Les cathédrales ne sont pas nées en plein cœur du Moyen Âge, à l’époque où s’épanouit le style gothique. Elles sont bien plus anciennes comme le prouvent les plus récentes fouilles archéologiques. Or Google ne semble pas le savoir. Aidons-le à y voir plus clair.
Cher Google, je suis déçu par ton travail. Quand je t’interroge sur la cathédrale la plus jeune, la plus grande ou la plus haute, tu me réponds bien. Par contre, quand je te demande la plus ancienne, te voilà dans l’embarras. Tu me donnes des résultats soit faux, soit hors sujet, soit cachés au milieu de pavés de texte.
Tu es probablement perdu. Tu ne sais pas quoi chercher au final. Le plus vieil édifice encore debout ? ou les plus vieux vestiges archéologiques ? Et puis, il y a ce problème de vocabulaire. Le mot de « cathédrale » n’existe pas au début du christianisme (l’époque paléochrétienne). Pas facile pour toi. Bon, je vais essayer de te mettre sur les bonnes pistes.
La cathédrale de Beauvais, une réponse insatisfaisante
D’emblée je te souffle la réponse : la cathédrale Saint-Pierre de Beauvais est généralement considérée comme la plus ancienne de France. Un deuxième record pour cette église, qui est déjà considérée comme la plus haute (si tu t’ennuies entre deux recherches, j’en parle ici).
Sa nef, de style roman précoce, a été érigée quelques années avant l’an 1000. Pas sûr que le roman précoce, ça te parle. Dans ce cas, je te dirige vers un autre de mes articles.
En même temps, comme tu peux le voir sur la photo, cette nef s’appuie sur une gigantesque partie gothique, plus récente : le transept et le chœur. Car, comme beaucoup de cathédrales, Beauvais est un édifice composite. Elle n’a pas jailli d’un seul bloc. Sa construction s’est étalée de la fin du Xe siècle aux années 1570. Ces dates te parlent-elles ? Sûrement pas. C’est comme si je parlais du minitel à un adolescent.
Qu’importe. Affirmer que Beauvais est la plus ancienne de France est à moitié faux (ou à moitié vrai selon ton degré d’optimisme). Pour être exact, nous devrions dire qu’elle est la cathédrale possédant les parties les plus anciennes de France.

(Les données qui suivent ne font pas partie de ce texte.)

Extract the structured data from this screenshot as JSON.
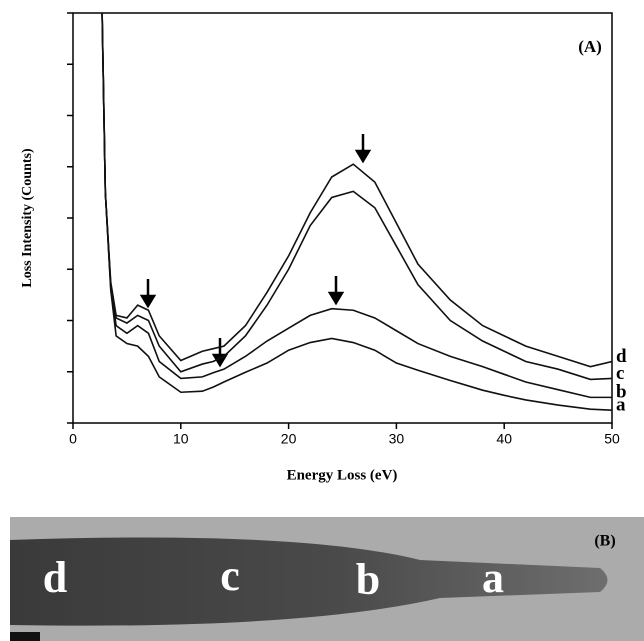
{
  "chart_data": {
    "type": "line",
    "annotation": "(A)",
    "xlabel": "Energy Loss (eV)",
    "ylabel": "Loss Intensity (Counts)",
    "x": [
      2.7,
      3,
      3.5,
      4,
      5,
      6,
      7,
      8,
      10,
      12,
      13,
      14,
      16,
      18,
      20,
      22,
      24,
      26,
      28,
      30,
      32,
      35,
      38,
      40,
      42,
      45,
      48,
      50
    ],
    "series": [
      {
        "name": "a",
        "color": "#111111",
        "values": [
          8,
          4.5,
          2.6,
          1.7,
          1.55,
          1.5,
          1.3,
          0.9,
          0.6,
          0.62,
          0.7,
          0.8,
          0.99,
          1.17,
          1.42,
          1.57,
          1.65,
          1.57,
          1.42,
          1.17,
          1.03,
          0.83,
          0.64,
          0.54,
          0.45,
          0.35,
          0.27,
          0.25
        ]
      },
      {
        "name": "b",
        "color": "#111111",
        "values": [
          8,
          4.5,
          2.65,
          1.9,
          1.75,
          1.9,
          1.75,
          1.2,
          0.87,
          0.9,
          0.98,
          1.05,
          1.3,
          1.6,
          1.85,
          2.1,
          2.23,
          2.2,
          2.05,
          1.8,
          1.55,
          1.3,
          1.1,
          0.95,
          0.8,
          0.65,
          0.5,
          0.5
        ]
      },
      {
        "name": "c",
        "color": "#111111",
        "values": [
          8,
          4.5,
          2.7,
          2.05,
          1.95,
          2.1,
          2.0,
          1.5,
          1.0,
          1.15,
          1.2,
          1.3,
          1.7,
          2.3,
          3.0,
          3.85,
          4.4,
          4.52,
          4.2,
          3.45,
          2.7,
          2.0,
          1.6,
          1.4,
          1.2,
          1.05,
          0.85,
          0.87
        ]
      },
      {
        "name": "d",
        "color": "#111111",
        "values": [
          8,
          4.5,
          2.75,
          2.1,
          2.05,
          2.3,
          2.2,
          1.7,
          1.22,
          1.4,
          1.45,
          1.5,
          1.9,
          2.55,
          3.26,
          4.1,
          4.8,
          5.05,
          4.7,
          3.9,
          3.1,
          2.4,
          1.9,
          1.7,
          1.5,
          1.3,
          1.1,
          1.2
        ]
      }
    ],
    "xlim": [
      0,
      50
    ],
    "xticks": [
      0,
      10,
      20,
      30,
      40,
      50
    ],
    "ylim": [
      0,
      8
    ],
    "yticks": [
      0,
      1,
      2,
      3,
      4,
      5,
      6,
      7,
      8
    ],
    "grid": false
  },
  "panel_b": {
    "annotation": "(B)",
    "regions": [
      "d",
      "c",
      "b",
      "a"
    ]
  }
}
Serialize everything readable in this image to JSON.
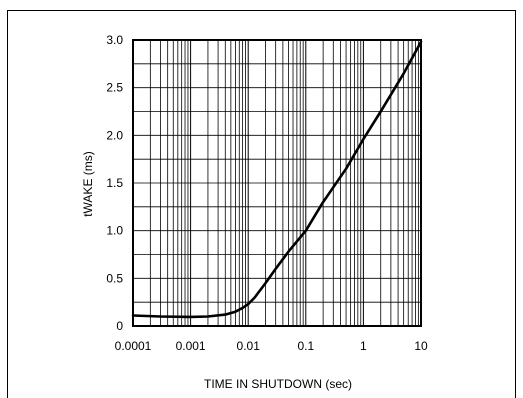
{
  "chart_data": {
    "type": "line",
    "title": "",
    "xlabel": "TIME IN SHUTDOWN (sec)",
    "ylabel": "tWAKE (ms)",
    "xscale": "log",
    "xlim": [
      0.0001,
      10
    ],
    "ylim": [
      0,
      3.0
    ],
    "grid": true,
    "x_tick_labels": [
      "0.0001",
      "0.001",
      "0.01",
      "0.1",
      "1",
      "10"
    ],
    "x_ticks": [
      0.0001,
      0.001,
      0.01,
      0.1,
      1,
      10
    ],
    "y_tick_labels": [
      "0",
      "0.5",
      "1.0",
      "1.5",
      "2.0",
      "2.5",
      "3.0"
    ],
    "y_ticks": [
      0,
      0.5,
      1.0,
      1.5,
      2.0,
      2.5,
      3.0
    ],
    "series": [
      {
        "x": [
          0.0001,
          0.0003,
          0.001,
          0.002,
          0.004,
          0.006,
          0.008,
          0.01,
          0.013,
          0.02,
          0.03,
          0.05,
          0.1,
          0.2,
          0.5,
          1,
          2,
          5,
          10
        ],
        "y": [
          0.11,
          0.1,
          0.095,
          0.1,
          0.12,
          0.15,
          0.19,
          0.23,
          0.3,
          0.45,
          0.6,
          0.78,
          1.0,
          1.3,
          1.65,
          1.96,
          2.25,
          2.65,
          2.98
        ]
      }
    ]
  }
}
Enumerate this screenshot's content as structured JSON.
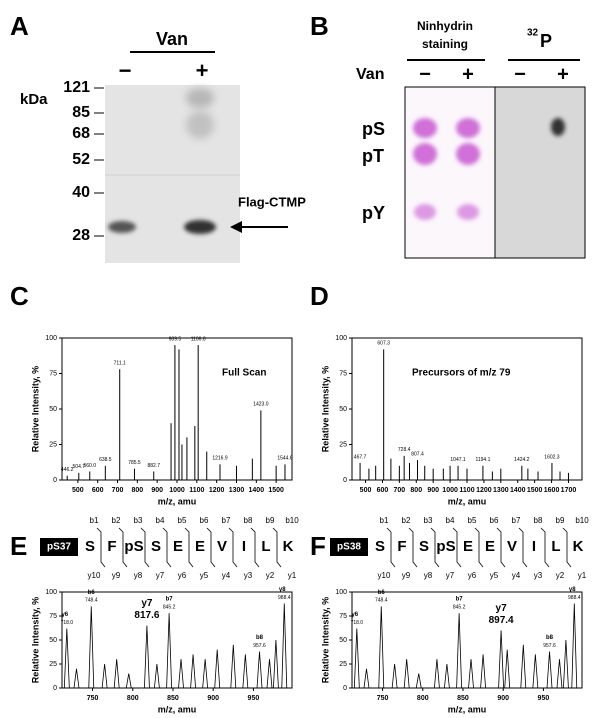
{
  "panel_a": {
    "letter": "A",
    "treatment": "Van",
    "lanes": [
      "−",
      "+"
    ],
    "unit": "kDa",
    "markers": [
      121,
      85,
      68,
      52,
      40,
      28
    ],
    "band_label": "Flag-CTMP"
  },
  "panel_b": {
    "letter": "B",
    "stain_line1": "Ninhydrin",
    "stain_line2": "staining",
    "isotope_mass": "32",
    "isotope_element": "P",
    "treatment": "Van",
    "lanes": [
      "−",
      "+",
      "−",
      "+"
    ],
    "spots": [
      "pS",
      "pT",
      "pY"
    ]
  },
  "chart_data": [
    {
      "type": "spectrum",
      "panel": "C",
      "annotation": "Full Scan",
      "xlabel": "m/z, amu",
      "ylabel": "Relative Intensity, %",
      "color": "#000000",
      "x": [
        446.2,
        504.7,
        560.0,
        638.5,
        711.1,
        785.5,
        882.7,
        970,
        989.5,
        1010,
        1025,
        1050,
        1090,
        1106.8,
        1150,
        1216.9,
        1300,
        1380,
        1423.0,
        1500,
        1544.6
      ],
      "values": [
        3,
        5,
        6,
        10,
        78,
        8,
        6,
        40,
        95,
        92,
        25,
        30,
        38,
        95,
        20,
        11,
        10,
        15,
        49,
        10,
        11
      ],
      "peak_labels": [
        "446.2",
        "504.7",
        "560.0",
        "638.5",
        "711.1",
        "785.5",
        "882.7",
        null,
        "989.5",
        null,
        null,
        null,
        null,
        "1106.8",
        null,
        "1216.9",
        null,
        null,
        "1423.0",
        null,
        "1544.6"
      ],
      "xlim": [
        420,
        1580
      ],
      "xticks": [
        500,
        600,
        700,
        800,
        900,
        1000,
        1100,
        1200,
        1300,
        1400,
        1500
      ],
      "ylim": [
        0,
        100
      ],
      "yticks": [
        0,
        25,
        50,
        75,
        100
      ]
    },
    {
      "type": "spectrum",
      "panel": "D",
      "annotation": "Precursors of m/z 79",
      "xlabel": "m/z, amu",
      "ylabel": "Relative Intensity, %",
      "color": "#000000",
      "x": [
        467.7,
        520,
        560,
        607.3,
        650,
        700,
        728.4,
        760,
        807.4,
        850,
        900,
        960,
        1000,
        1047.1,
        1100,
        1194.1,
        1250,
        1300,
        1424.2,
        1460,
        1520,
        1602.3,
        1650,
        1700
      ],
      "values": [
        12,
        8,
        10,
        92,
        15,
        10,
        17,
        12,
        14,
        10,
        8,
        8,
        10,
        10,
        8,
        10,
        6,
        8,
        10,
        8,
        6,
        12,
        6,
        5
      ],
      "peak_labels": [
        "467.7",
        null,
        null,
        "607.3",
        null,
        null,
        "728.4",
        null,
        "807.4",
        null,
        null,
        null,
        null,
        "1047.1",
        null,
        "1194.1",
        null,
        null,
        "1424.2",
        null,
        null,
        "1602.3",
        null,
        null
      ],
      "xlim": [
        420,
        1780
      ],
      "xticks": [
        500,
        600,
        700,
        800,
        900,
        1000,
        1100,
        1200,
        1300,
        1400,
        1500,
        1600,
        1700
      ],
      "ylim": [
        0,
        100
      ],
      "yticks": [
        0,
        25,
        50,
        75,
        100
      ]
    },
    {
      "type": "spectrum",
      "panel": "E",
      "xlabel": "m/z, amu",
      "ylabel": "Relative Intensity, %",
      "color": "#000000",
      "sequence": {
        "site": "pS37",
        "residues": [
          "S",
          "F",
          "pS",
          "S",
          "E",
          "E",
          "V",
          "I",
          "L",
          "K"
        ],
        "b_ions": [
          "b1",
          "b2",
          "b3",
          "b4",
          "b5",
          "b6",
          "b7",
          "b8",
          "b9",
          "b10"
        ],
        "y_ions": [
          "y10",
          "y9",
          "y8",
          "y7",
          "y6",
          "y5",
          "y4",
          "y3",
          "y2",
          "y1"
        ]
      },
      "x": [
        718.0,
        730,
        748.4,
        765,
        780,
        795,
        817.6,
        830,
        845.2,
        860,
        875,
        890,
        905,
        925,
        940,
        957.6,
        970,
        978,
        988.4
      ],
      "values": [
        62,
        20,
        85,
        25,
        30,
        15,
        65,
        25,
        78,
        30,
        35,
        30,
        40,
        45,
        35,
        38,
        30,
        50,
        88
      ],
      "ions": [
        "y6",
        null,
        "b6",
        null,
        null,
        null,
        "y7",
        null,
        "b7",
        null,
        null,
        null,
        null,
        null,
        null,
        "b8",
        null,
        null,
        "y8"
      ],
      "peak_labels": [
        "718.0",
        null,
        "748.4",
        null,
        null,
        null,
        "817.6",
        null,
        "845.2",
        null,
        null,
        null,
        null,
        null,
        null,
        "957.6",
        null,
        null,
        "988.4"
      ],
      "xlim": [
        712,
        998
      ],
      "xticks": [
        750,
        800,
        850,
        900,
        950
      ],
      "ylim": [
        0,
        100
      ],
      "yticks": [
        0,
        25,
        50,
        75,
        100
      ]
    },
    {
      "type": "spectrum",
      "panel": "F",
      "xlabel": "m/z, amu",
      "ylabel": "Relative Intensity, %",
      "color": "#000000",
      "sequence": {
        "site": "pS38",
        "residues": [
          "S",
          "F",
          "S",
          "pS",
          "E",
          "E",
          "V",
          "I",
          "L",
          "K"
        ],
        "b_ions": [
          "b1",
          "b2",
          "b3",
          "b4",
          "b5",
          "b6",
          "b7",
          "b8",
          "b9",
          "b10"
        ],
        "y_ions": [
          "y10",
          "y9",
          "y8",
          "y7",
          "y6",
          "y5",
          "y4",
          "y3",
          "y2",
          "y1"
        ]
      },
      "x": [
        718.0,
        730,
        748.4,
        765,
        780,
        795,
        817.6,
        830,
        845.2,
        860,
        875,
        897.4,
        905,
        925,
        940,
        957.6,
        970,
        978,
        988.4
      ],
      "values": [
        62,
        20,
        85,
        25,
        30,
        15,
        30,
        25,
        78,
        30,
        35,
        60,
        40,
        45,
        35,
        38,
        30,
        50,
        88
      ],
      "ions": [
        "y6",
        null,
        "b6",
        null,
        null,
        null,
        null,
        null,
        "b7",
        null,
        null,
        "y7",
        null,
        null,
        null,
        "b8",
        null,
        null,
        "y8"
      ],
      "peak_labels": [
        "718.0",
        null,
        "748.4",
        null,
        null,
        null,
        null,
        null,
        "845.2",
        null,
        null,
        "897.4",
        null,
        null,
        null,
        "957.6",
        null,
        null,
        "988.4"
      ],
      "xlim": [
        712,
        998
      ],
      "xticks": [
        750,
        800,
        850,
        900,
        950
      ],
      "ylim": [
        0,
        100
      ],
      "yticks": [
        0,
        25,
        50,
        75,
        100
      ]
    }
  ]
}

Je t’avoue être un peu déçu par cette réponse. Tout de même, le christianisme s’est implanté en Gaule bien avant l’an 1000. Ne peut-on pas trouver ailleurs des pierres plus vénérables par leur âge ?
Les premières cathédrales
Retiens ce nombre, cher Google : 313. Non, ce n’est pas le nombre d’Internautes qui, en 2020, ont tapé « Attestation Covid » chaque milliseconde en France. Non, c’est une date fondamentale dans l’histoire du christianisme : en l’an 313, l’empereur romain Constantin légalise cette religion jusque-là tolérée, et parfois menacée. Avant la fin du siècle, le christianisme devient même religion d’État. Ces deux décisions bouleversent l’aspect des villes.
Au lieu de se réunir dans des maisons discrètes ou privées, les chrétiens peuvent désormais bâtir des édifices de culte plus ostentatoires : les cathédrales. Le mot n’existe pas toutefois (ça je te l’avais déjà dit). À la place, on rencontre le terme « ecclesia » dans les textes pour désigner la principale église du diocèse.
Donc, si tu suis bien, à partir de 313, on devrait voir émerger du tissu urbain, les premières ecclesiae. Eh bien non…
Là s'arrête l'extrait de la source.